Government-Business-Society: New environmental partnership forum held in eastern Ukraine

November 21, 2019

Photo: Kateryna Ukrainets / UNDP Ukraine

Sviatohirsk, 20-21 November 2019 - The first “Government-Business-Society” Environmental Partnership Forum, organized within the framework of the United Nations Recovery and Peacebuilding Programme in Ukraine, has been held in Donetsk Oblast, with financial support from the governments of Denmark, Sweden and Switzerland.

Eastern Ukraine faces a number of serious environmental challenges: Pollution from nearly two centuries of heavy industry, mainly coal mining and the steel industry, has scarred parts of the landscape and continues to pollute the region’s air and water. Intensive agriculture in both Donetsk and Luhansk oblasts add further to soil and water contamination. Added to that, the armed conflict in the region since 2014 has damaged the region’s environment and driven away staff protecting nature reserves. According to an assessment carried out by UN Environment’s Science-Policy Platform on Environment and Security, the conflict has affected, damaged, or destroyed ecosystems within an area of at least 530,000 hectares, including 18 nature reserves covering an area of 80,000 hectares. Furthermore, 150,000 hectares of forests have been impacted, with 12,500 forest fires blazing through the military operations zone and adjacent areas.

The forum attracted over one hundred representatives of local government bodies in Donetsk and Luhansk oblasts, representatives of the Ministry of Energy and Environmental Protection of Ukraine, the Ministry of Communities and Territories of Ukraine, and Donetsk and Luhansk oblast state administrations, as well as the heads of departments of ecological and natural resources of Donetsk and Luhansk oblasts, and representatives from industry and the energy sector, business, NGOs and the media.

The grand opening of the forum was attended by former Acting Ecology and Natural Resources Minister of Ukraine Serhiy Kurykin, Manager of the UN Peacebuilding and Recovery Programme Victor Munteanu, Director of the Department of Ecology and Natural Resources of Luhansk Oblast State Administration Oleh Tikhonov and Rector of the State Ecological Academy of Postgraduate Education and Management, fellow of the National Academy of Agrarian Sciences of Ukraine Oleksandr Bondar.

Attendees at the forum heard about measures to assess, limit and repair the environmental damage done, and discussed means to get all sides involved in preventing further problems as the area’s business, industry and economy recovers.

“I’d like to point out that our programme has done a great deal of work at the community level, where we have supported the creation of about 20 environmental cooperation initiatives between local authorities, small, medium and large businesses and community residents, including representatives of civil society,” Victor Munteanu, the manager of UN Recovery and Peacebuilding Programme, told the forum. “And today at this forum we want to hear new ideas, criticisms and suggestions for their incorporation into our future activities for the next three years.
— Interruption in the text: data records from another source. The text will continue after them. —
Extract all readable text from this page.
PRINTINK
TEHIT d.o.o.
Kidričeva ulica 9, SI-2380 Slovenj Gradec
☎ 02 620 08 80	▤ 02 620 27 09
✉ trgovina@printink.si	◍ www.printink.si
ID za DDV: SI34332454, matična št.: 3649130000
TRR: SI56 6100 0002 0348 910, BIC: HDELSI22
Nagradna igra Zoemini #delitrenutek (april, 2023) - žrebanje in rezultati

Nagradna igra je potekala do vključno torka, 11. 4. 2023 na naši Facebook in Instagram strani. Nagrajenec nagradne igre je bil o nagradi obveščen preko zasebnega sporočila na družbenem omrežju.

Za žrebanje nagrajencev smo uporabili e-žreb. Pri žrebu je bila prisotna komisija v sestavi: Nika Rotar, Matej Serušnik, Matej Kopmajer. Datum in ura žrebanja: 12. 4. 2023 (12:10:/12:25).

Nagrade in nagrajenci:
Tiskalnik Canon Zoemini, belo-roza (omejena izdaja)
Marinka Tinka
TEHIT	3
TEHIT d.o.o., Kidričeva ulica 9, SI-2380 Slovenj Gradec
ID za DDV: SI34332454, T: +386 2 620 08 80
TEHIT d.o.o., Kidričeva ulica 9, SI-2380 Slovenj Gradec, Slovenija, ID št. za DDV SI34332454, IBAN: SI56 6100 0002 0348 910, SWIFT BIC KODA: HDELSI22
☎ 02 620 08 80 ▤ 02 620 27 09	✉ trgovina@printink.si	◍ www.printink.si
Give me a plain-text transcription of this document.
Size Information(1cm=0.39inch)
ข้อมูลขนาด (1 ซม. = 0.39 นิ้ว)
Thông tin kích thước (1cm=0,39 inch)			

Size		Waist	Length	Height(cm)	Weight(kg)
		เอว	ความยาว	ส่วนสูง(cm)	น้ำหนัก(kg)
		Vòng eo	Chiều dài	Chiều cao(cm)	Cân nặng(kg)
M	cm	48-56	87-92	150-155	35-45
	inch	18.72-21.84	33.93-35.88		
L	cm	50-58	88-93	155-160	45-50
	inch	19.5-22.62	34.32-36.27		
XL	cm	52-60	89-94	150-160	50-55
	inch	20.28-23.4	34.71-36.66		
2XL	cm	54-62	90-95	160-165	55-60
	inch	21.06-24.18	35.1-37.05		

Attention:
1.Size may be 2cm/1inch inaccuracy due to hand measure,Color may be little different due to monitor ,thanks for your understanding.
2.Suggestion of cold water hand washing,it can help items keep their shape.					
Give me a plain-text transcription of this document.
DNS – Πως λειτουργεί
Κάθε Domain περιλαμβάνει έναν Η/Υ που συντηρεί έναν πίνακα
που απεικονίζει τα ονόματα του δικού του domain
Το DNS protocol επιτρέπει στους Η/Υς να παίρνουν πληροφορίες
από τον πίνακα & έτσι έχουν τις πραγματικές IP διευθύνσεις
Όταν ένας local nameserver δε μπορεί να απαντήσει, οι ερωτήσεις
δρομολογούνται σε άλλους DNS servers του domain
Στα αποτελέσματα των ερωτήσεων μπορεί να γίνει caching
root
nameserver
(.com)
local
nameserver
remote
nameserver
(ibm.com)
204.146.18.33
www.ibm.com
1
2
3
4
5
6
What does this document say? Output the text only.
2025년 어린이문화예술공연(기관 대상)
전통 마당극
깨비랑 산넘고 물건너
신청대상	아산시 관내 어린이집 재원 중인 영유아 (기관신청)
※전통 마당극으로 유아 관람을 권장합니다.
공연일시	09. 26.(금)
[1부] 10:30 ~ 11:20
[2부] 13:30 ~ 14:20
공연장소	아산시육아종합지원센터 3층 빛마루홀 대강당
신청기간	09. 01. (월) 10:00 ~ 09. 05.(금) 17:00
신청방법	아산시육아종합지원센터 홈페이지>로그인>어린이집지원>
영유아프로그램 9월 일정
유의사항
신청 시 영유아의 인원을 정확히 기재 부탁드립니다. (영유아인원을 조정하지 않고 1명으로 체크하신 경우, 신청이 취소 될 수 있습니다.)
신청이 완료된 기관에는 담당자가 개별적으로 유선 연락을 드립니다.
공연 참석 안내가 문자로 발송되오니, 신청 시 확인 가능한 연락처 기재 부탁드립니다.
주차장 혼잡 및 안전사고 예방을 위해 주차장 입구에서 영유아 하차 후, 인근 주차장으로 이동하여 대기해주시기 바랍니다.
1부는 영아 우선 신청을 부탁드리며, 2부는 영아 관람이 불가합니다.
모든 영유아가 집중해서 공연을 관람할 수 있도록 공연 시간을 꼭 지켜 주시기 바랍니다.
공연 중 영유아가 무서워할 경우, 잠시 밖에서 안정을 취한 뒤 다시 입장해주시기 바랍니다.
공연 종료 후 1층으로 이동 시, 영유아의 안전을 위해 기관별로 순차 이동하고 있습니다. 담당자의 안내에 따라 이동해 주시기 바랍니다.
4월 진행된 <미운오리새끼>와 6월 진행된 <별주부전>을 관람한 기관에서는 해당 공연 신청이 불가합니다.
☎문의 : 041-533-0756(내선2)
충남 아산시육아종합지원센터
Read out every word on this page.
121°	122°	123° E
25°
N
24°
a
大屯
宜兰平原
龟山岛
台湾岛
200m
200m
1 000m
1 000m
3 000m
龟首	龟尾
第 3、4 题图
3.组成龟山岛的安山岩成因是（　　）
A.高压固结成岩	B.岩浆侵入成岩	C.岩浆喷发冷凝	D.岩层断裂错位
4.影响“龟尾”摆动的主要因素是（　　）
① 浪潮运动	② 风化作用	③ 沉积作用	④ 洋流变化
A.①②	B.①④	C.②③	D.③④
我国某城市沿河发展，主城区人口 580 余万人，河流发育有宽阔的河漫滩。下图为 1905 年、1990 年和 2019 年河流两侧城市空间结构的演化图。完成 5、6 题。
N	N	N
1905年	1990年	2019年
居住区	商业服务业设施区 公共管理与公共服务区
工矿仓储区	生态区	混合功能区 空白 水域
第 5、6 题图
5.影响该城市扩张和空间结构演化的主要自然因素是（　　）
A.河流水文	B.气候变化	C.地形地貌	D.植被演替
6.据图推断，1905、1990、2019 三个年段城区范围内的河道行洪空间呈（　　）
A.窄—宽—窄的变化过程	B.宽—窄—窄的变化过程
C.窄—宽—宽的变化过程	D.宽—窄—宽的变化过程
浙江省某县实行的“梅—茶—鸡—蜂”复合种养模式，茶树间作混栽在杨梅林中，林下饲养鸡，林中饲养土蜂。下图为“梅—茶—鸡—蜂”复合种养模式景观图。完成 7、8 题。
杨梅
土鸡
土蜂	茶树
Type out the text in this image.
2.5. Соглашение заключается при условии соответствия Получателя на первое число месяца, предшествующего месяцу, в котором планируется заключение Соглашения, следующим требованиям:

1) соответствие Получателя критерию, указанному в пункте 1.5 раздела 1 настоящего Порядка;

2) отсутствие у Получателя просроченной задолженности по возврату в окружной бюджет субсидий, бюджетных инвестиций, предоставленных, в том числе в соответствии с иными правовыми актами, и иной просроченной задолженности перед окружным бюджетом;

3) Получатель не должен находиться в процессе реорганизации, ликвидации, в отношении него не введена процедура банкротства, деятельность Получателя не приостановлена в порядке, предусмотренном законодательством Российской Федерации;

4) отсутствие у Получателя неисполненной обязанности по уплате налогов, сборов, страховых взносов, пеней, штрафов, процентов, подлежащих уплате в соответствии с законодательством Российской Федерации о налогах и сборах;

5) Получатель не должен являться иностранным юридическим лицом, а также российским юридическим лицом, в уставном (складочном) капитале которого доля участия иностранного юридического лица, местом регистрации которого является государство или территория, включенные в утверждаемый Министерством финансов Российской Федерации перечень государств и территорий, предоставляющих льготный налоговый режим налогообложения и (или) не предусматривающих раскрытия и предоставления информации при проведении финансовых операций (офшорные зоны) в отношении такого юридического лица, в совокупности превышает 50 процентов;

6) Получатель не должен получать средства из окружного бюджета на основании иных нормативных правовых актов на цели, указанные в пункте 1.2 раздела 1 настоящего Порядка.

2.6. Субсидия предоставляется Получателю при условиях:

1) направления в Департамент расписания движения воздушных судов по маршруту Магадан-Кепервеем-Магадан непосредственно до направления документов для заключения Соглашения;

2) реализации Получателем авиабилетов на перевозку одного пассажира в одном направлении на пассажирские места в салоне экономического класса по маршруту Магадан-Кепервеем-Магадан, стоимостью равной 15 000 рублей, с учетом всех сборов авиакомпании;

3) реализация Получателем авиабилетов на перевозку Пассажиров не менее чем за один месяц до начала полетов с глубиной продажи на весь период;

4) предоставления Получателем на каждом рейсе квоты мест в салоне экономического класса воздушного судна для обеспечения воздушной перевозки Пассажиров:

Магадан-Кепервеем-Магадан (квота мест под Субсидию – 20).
That is the logic of holding this forum."

"And it’s worth making mention of another component that didn’t make into the name of the forum, which lists three parts of the ecological formula – the research environment, which we use systematically in all of our environmental initiatives," Munteanu said.

The main topics for discussion at the forum were the establishment of dialogue between the local authorities and the largest industrial enterprises of the region, analysing the environmental component of social responsibility and its impact on the development of enterprises in the regions, increasing environmental social responsibility and preventing a negative impact on the economic and environmental development of the regions, the implementation of environmental strategies, and sharing experience and suggestions for ways to improve the environment.

"From a scientist's point of view, I see the first steps of cooperation with the UN Recovery and Peacebuilding Programme as being to cooperate with local governments, civil society organizations, and businesses in risk assessment, especially in emergency situations, in the context of the ongoing conflict,” said State Ecological Academy of Postgraduate Education and Management Rector Bondar.

“This is important work that we fully support, in order to minimize the threats that are now looming over the east of Ukraine,” he said.

Media enquiries:

Maksym Kytsiuk, Communications Associate, UN Recovery and Peacebuilding Programme, maksym.kytsiuk@undp.org, +380 63 576 1839

Background:

The UN Recovery and Peacebuilding Programme is being implemented by four UN agencies: The United Nations Development Program (UNDP), the UN Entity for Gender Equality and Women's Empowerment (UN Women), the UN Population Fund (UNFPA), and the UN Food and Agriculture Organization (FAO).

The programme is supported by 11 international partners: the European Union, the European Investment Bank, and the governments of the United Kingdom, Denmark, Canada, the Netherlands, Norway, Poland, Sweden, Switzerland and Japan.